Teaching first grade students is what I’m privileged to do daily. And, though they’re not aware of it, the children teach me, too! It’s my little secret.
Here are a few of the things they’ve taught me recently …
If I don’t eat at regular intervals, I can have blood sugar problems ...
This morning I was in a rush, so I didn’t eat breakfast.
As Ema, Amy, and I fed the goldfish in our classroom’s aquarium, my hands were trembling.
Ema said simply and unabashedly, “Teacher, you shake too much!”
Amy defended me. “That’s okay, Teacher,” she said, peering at the goldfish. “I understand … 'cause I’m a-scared of snakes!”
My assistant and I were setting up the classroom for a Science lesson which was going to be taught by Ms. Chasan.
Whenever she arrived, I introduced her to the class.
“This is my friend. And she teaches Second Grade in Louisiana.”
“Second Grade?” Ben marveled. "But we is first grade."
"That's right," I said, "so TODAY she's teaching first grade."
As he carefully evaluated the situation, his demeanor changed. “Say, if she teaches second grade, does that mean she’s smarter than you is?”
I couldn’t believe it ...
I’ve heard stories about this, but this time it happened to me …
I had been walking up and down the hall with toilet paper – THREE FEET LONG – stuck on the bottom of my shoe.
Yes, I had bounced all over the place like that, while my students – who were with me - had not said a single word about it.
Back in the classroom – where I noticed it – I spoke to them.
“Class,” I said, trying to understand. “I have a question ... Did any of you see that toilet paper on my shoe?”
Gradually, about eighty percent of the students lifted their little hands.
Now, I was REALLY curious. “I have another question … WHY didn’t someone tell me about it?”
They sat quietly, looking and acting as they always do – adorable and sweet! And I admit, that's one of the best things about teaching first grade ...
But didn’t they know this was embarrassing?
Maybe they didn’t understand the concept of humiliation. After all, I reasoned, they were only six years old.
While I longed for a sympathetic pat on the shoulder, there was none … until a little later.
As the students were preparing to line up for the buses, Amy sauntered over to me and plopped down on top of a nearby bench.
“I KNOW how you feel, Teacher.” She winced at the memory, but – embarrassed or not – she shared with me anyway ...
"One time I come to school with the wrong feet on my shoes.”
“Do you mean your shoes were on the wrong feet?”

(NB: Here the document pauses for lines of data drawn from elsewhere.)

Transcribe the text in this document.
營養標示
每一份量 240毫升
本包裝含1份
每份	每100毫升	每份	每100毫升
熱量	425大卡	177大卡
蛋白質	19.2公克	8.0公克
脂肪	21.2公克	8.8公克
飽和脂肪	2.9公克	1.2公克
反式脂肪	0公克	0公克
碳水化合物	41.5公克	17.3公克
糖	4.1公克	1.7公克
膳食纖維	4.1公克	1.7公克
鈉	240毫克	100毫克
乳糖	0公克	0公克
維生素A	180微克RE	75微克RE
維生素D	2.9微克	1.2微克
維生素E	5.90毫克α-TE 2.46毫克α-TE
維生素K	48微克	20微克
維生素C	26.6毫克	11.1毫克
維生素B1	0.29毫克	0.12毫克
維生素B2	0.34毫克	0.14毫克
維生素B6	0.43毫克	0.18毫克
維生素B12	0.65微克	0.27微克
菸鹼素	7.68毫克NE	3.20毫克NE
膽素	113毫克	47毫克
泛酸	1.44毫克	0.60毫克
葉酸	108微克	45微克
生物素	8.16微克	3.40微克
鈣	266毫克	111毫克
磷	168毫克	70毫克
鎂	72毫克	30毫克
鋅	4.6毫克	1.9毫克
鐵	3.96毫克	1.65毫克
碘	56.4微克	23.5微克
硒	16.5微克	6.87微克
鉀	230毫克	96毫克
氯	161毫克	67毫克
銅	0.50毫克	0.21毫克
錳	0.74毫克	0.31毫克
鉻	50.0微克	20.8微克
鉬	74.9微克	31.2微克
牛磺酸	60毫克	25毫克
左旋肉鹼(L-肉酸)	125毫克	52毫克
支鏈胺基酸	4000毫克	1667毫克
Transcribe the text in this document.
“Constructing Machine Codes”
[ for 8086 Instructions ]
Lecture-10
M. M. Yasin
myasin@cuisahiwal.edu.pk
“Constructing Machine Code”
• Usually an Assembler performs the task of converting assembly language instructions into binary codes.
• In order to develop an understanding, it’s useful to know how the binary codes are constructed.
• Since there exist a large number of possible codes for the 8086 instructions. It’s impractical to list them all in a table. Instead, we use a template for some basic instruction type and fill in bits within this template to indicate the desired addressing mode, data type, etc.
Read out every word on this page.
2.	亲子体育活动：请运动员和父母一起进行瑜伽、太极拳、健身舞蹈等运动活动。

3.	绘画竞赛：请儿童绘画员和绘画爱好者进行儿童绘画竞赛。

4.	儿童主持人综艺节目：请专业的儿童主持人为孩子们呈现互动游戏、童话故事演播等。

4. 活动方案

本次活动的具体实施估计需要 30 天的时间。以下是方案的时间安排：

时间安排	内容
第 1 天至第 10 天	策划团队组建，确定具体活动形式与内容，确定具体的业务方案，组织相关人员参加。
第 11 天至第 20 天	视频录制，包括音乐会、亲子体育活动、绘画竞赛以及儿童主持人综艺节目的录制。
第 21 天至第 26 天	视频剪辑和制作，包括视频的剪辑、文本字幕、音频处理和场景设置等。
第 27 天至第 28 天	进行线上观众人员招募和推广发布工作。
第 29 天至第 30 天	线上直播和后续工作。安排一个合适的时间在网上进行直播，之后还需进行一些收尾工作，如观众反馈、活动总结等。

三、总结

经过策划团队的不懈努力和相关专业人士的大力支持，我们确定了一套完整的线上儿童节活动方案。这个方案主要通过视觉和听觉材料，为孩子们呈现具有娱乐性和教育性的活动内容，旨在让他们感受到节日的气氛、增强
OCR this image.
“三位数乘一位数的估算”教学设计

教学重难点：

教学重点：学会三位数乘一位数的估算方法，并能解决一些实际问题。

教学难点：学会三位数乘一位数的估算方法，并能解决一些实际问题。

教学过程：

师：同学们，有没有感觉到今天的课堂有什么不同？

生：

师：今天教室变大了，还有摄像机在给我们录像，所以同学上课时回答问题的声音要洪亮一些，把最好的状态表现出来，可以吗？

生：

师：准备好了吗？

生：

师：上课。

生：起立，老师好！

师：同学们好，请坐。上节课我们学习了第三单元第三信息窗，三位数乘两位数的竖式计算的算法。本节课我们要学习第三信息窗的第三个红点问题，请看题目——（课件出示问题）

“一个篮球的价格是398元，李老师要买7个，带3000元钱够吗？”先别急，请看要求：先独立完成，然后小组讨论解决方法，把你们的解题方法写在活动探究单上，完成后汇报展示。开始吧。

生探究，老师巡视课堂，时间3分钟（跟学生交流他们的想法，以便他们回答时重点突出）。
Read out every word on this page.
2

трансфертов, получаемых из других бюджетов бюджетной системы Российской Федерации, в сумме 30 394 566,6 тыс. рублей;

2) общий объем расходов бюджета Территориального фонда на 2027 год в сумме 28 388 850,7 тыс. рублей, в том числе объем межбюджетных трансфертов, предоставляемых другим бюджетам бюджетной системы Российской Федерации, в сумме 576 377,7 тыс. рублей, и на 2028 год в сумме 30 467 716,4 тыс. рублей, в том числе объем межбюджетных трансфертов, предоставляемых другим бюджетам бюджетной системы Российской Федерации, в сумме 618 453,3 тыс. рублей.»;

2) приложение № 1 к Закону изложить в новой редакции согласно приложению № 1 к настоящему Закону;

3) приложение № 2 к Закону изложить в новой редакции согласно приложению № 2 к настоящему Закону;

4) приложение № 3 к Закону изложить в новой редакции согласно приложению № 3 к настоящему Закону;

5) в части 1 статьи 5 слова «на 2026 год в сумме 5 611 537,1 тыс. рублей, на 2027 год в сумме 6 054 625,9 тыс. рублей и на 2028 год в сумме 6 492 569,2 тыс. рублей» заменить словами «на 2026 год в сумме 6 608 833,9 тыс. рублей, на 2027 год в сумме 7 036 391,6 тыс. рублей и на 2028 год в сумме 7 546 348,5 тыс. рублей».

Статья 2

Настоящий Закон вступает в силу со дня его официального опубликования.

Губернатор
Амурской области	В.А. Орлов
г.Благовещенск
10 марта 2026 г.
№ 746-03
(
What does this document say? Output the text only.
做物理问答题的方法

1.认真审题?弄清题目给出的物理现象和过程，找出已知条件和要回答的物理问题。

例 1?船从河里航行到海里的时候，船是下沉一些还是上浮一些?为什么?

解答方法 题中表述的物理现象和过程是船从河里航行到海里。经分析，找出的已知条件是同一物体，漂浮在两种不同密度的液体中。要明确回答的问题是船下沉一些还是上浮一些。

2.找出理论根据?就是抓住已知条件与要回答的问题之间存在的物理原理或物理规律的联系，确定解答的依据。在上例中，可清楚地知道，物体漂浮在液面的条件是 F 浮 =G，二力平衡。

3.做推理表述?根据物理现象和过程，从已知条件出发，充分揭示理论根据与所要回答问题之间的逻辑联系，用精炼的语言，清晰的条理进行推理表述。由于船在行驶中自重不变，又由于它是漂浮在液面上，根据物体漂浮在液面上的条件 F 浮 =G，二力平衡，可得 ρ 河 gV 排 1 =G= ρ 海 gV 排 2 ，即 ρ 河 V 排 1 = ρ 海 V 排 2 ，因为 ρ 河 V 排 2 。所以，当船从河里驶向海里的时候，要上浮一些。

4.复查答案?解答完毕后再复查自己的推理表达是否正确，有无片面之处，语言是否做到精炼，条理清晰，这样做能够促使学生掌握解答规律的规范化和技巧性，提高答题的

“Oh no,” she assured me. “They was MY feet!”
She pointed to one foot and then the other. “See, that shoe was not on THAT foot … And that shoe was not on THAT foot.”
I nodded and listened.
“I don't understand,” she continued. “I falled down ALL DAY LONG, and nobody never did tell me why.”
As soon as Tommy came in, I asked him where he had been.
“Oh, it’s a long story,” he mumbled and walked away.
“Come back a minute,” I said.
He stood where he was, avoiding my eyes. “Huh?”
“Come over here,” I insisted. Then, gently taking his hand, I repeated, “Why are you late? Are you just now arriving at school?”
Instantly, he developed a bad cough. But I waited patiently for him to get it under control.
“Are you all right?” I asked.
He nodded. “It’s just that … Well, it’s a very, VERY long story, and …”
He let out a long sigh.
“Well, see, I ain’t gonna be here THAT long.”
Weesie said, “Guess what, Teacher! When I grow up I want to be a TEACHER. A first grade teacher.” She smiled at me knowingly.
I nodded in approval. “Good,” I said, thinking perhaps I had influenced her in some way. “Teaching first grade is ... "
Interrupting me, she continued, “Oh, I know!” She was ecstatic now. “Or a pizza man delib-ber-ber!”
I had to laugh! Ohhh, how my students keep me in line.
But seriously, I know that I'm reaching them in many other important ways. And they have NO idea how much they teach me --daily. Anyway, I love teaching First Graders!